De pronto, Cornelius recordó a su tío Zacharias y aquel sentimiento de responsabilidad que lo había mantenido encadenado tanto tiempo y que al final había ido desgastándolo y lo había hecho tan infeliz. Hasta el día de hoy le seguía pareciendo correcto haber permanecido junto al pastor después del incendio del barco, pero en Valdivia había esperado demasiado tiempo a que Zacharias volviera a ser el de antes cuando podría haberlo enviado de regreso a Alemania bien pronto. ¿Y todo para qué? Al final, el tío Zacharias se había aprovechado descaradamente de su sentido de la responsabilidad y eso le había costado perder a Elisa.

—Sí —dijo Cornelius con firmeza—; eso es, Fritz, ya has hecho demasiado. Mucho más de lo que cualquier otro hubiera podido hacer. Te lo has ganado, te has ganado ser libre, salir en busca de tu felicidad.

Detrás de ellos se oyó un murmullo. Los otros miembros de la caravana los habían seguido hasta allí y Cornelius se preguntó cómo reaccionarían ante la decisión de Fritz. Antes de que los demás llegaran, se apresuró a añadir:

—Debes dar las gracias.

—¿Por qué motivo? —preguntó Fritz.

Cornelius se había apartado de él y miró a Elisa, que tenía la cabeza baja y los ojos clavados en las manos.

—Por el valor de seguir a tu corazón —le respondió en voz baja—. Yo solo pude hacerlo cuando ya era demasiado tarde.

Elisa nunca había visto a Christine Steiner tan furiosa.

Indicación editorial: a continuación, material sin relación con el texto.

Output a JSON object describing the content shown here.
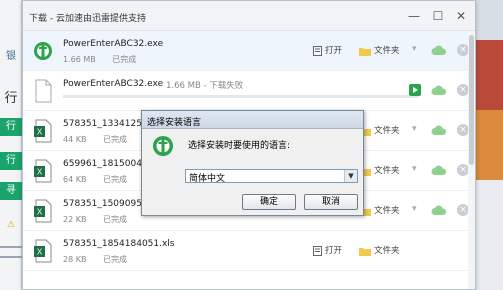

Al principio, se mostró aliviada por verlos regresar y los fue abrazando uno a uno, por orden; el abrazo más prolongado se lo dedicó a Elisa y la apretó con tal fuerza que parecía que no iba a soltarla.

—Qué bueno tenerte de vuelta… Qué bueno tenerte aquí otra vez.

Pero de repente aquella sensación de alivio desapareció de su mirada, que se volvió insegura, preocupada.

—¿Y Fritz? —murmuró la mujer, al ver que faltaba su primogénito—. ¿Dónde está Fritz?

Como hermano, habría sido responsabilidad de Poldi decirle a su madre la verdad, pero este no hacía más que remover la tierra con el pie, así que, al final, fue Cornelius quien, con voz entrecortada, le dijo que Fritz había decidido no regresar e irse a vivir a Valdivia.